We had an interesting failure recently. The server for one of our larger clients, who have their own high-spec dedicated server arranged, went down. We got the alert by text, and swung into action.
Well, more accurately we had called the hosting providers and told them to fix it.
They gave no solid reason or explanation as to why the server had died, but within in an hour things were normal enough.
Or so we thought…
In fact, things in the background weren’t looking so great. The hosting provision is rather off-hand. Off the “here’s a box, now off you go lads!” variety. It came with just an OS and an SSH connection. Nothing, and I mean nothing was installed. No fancy control panels here. No web server even. Or ftp. You were expected to do it yourself. Right down to compiling code.
So really, when they brought the database back up I should have known better. They ran no checks. They simply loaded the service and closed the ticket.
Unfortunately a few days later we started getting support calls from the users:
We can’t see our categories or tags.
Publishing in advance never works.
And then more alarmingly:
One of the blogs has disappeared!
The latter was a worry. It was one of the most important blogs on this MU install. It needed to be restored.
What I found was alarming – any attempt to look at wp_x_options for that blog in the admin panel caused an error. PHP was throwing up errors everywhere. But when I queried the table it looked fine.

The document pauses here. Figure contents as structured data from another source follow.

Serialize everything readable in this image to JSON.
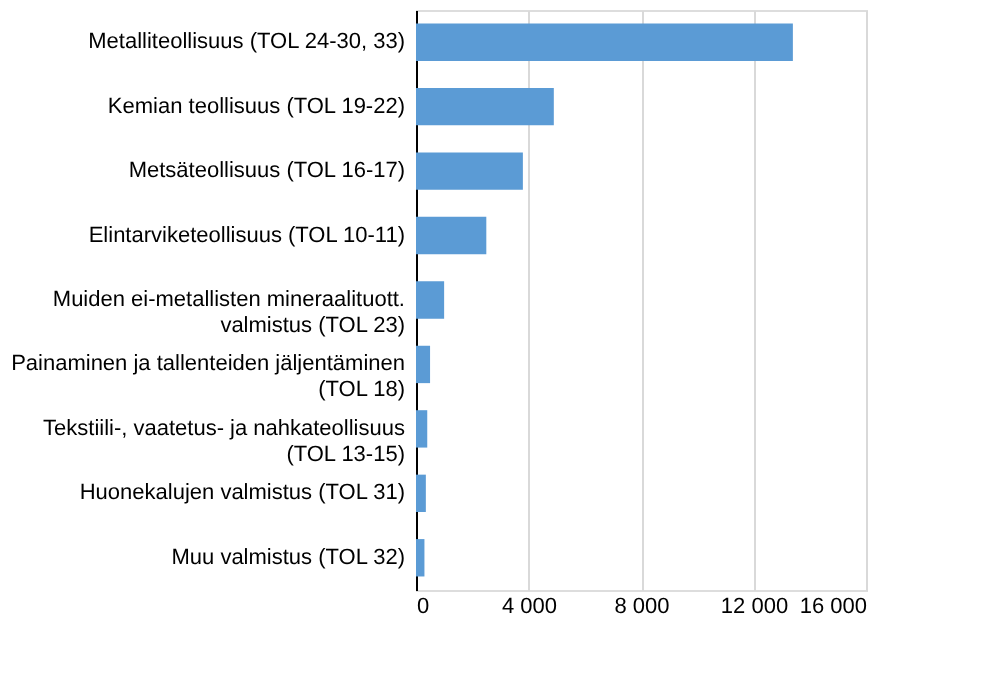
{
  "chart_data": {
    "type": "bar",
    "orientation": "horizontal",
    "categories": [
      "Metalliteollisuus (TOL 24-30, 33)",
      "Kemian teollisuus (TOL 19-22)",
      "Metsäteollisuus (TOL 16-17)",
      "Elintarviketeollisuus (TOL 10-11)",
      "Muiden ei-metallisten mineraalituott. valmistus (TOL 23)",
      "Painaminen ja tallenteiden jäljentäminen (TOL 18)",
      "Tekstiili-, vaatetus- ja nahkateollisuus (TOL 13-15)",
      "Huonekalujen valmistus (TOL 31)",
      "Muu valmistus (TOL 32)"
    ],
    "values": [
      13400,
      4900,
      3800,
      2500,
      1000,
      500,
      400,
      350,
      300
    ],
    "color": "#5b9bd5",
    "xlim": [
      0,
      16000
    ],
    "xticks": [
      0,
      {
        "value": 4000,
        "label": "4 000"
      },
      {
        "value": 8000,
        "label": "8 000"
      },
      {
        "value": 12000,
        "label": "12 000"
      },
      {
        "value": 16000,
        "label": "16 000"
      }
    ],
    "grid": "x"
  }
}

In the end it was connecting with mySQL Administrator, a wonderful tool, and trying to do a backup before starting anything technical that revealed the true extent of the troubles. And there it was – it couldn’t backup one table because it was completely corrupt. Do a repair on it and ‘Hey presto!’ fixed.

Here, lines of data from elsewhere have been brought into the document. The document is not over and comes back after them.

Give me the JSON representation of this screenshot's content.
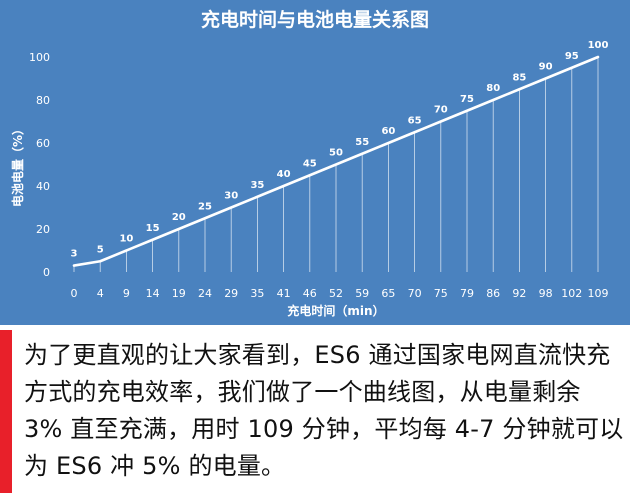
{
  "chart_data": {
    "type": "line",
    "title": "充电时间与电池电量关系图",
    "xlabel": "充电时间（min）",
    "ylabel": "电池电量（%）",
    "x": [
      0,
      4,
      9,
      14,
      19,
      24,
      29,
      35,
      41,
      46,
      52,
      59,
      65,
      70,
      75,
      79,
      86,
      92,
      98,
      102,
      109
    ],
    "y": [
      3,
      5,
      10,
      15,
      20,
      25,
      30,
      35,
      40,
      45,
      50,
      55,
      60,
      65,
      70,
      75,
      80,
      85,
      90,
      95,
      100
    ],
    "xticks": [
      "0",
      "4",
      "9",
      "14",
      "19",
      "24",
      "29",
      "35",
      "41",
      "46",
      "52",
      "59",
      "65",
      "70",
      "75",
      "79",
      "86",
      "92",
      "98",
      "102",
      "109"
    ],
    "yticks": [
      "0",
      "20",
      "40",
      "60",
      "80",
      "100"
    ],
    "ylim": [
      0,
      100
    ],
    "grid": false,
    "legend": "none",
    "background_color": "#4a82bf",
    "line_color": "#ffffff"
  },
  "caption": {
    "text": "为了更直观的让大家看到，ES6 通过国家电网直流快充方式的充电效率，我们做了一个曲线图，从电量剩余 3% 直至充满，用时 109 分钟，平均每 4-7 分钟就可以为 ES6 冲 5% 的电量。",
    "accent_color": "#e8202a"
  }
}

But that wasn’t the end of it. The other problems still existed. I thought that this rebuild would have been fine, but no. The Administrator app didn’t find anything obvious, and when I looked in the taxonomy tables to see what was wrong all seemed fine – if you did a select on just one table.
But if you ran a join, things fell apart and you received zero rows. This time I decided to run an extended check on the whole database and found that of the 116 tables, five had indexes with link problems. Now, if you don’t know, an index in a database is essentially a linked list – this is a fast way of allowing data to be added without having to shuffle things around too much. Break a link and that index falls apart – especially on joins that need to find everything on a table.
So a repair against all affected tables and we were done.
If you get this kind of weird behaviour, especially after a crash, it can be well worth looking through the tables for problems like this. Do make sure you know what you’re doing, however – mySQL Administrator is a powerful, quick and dangerous tool!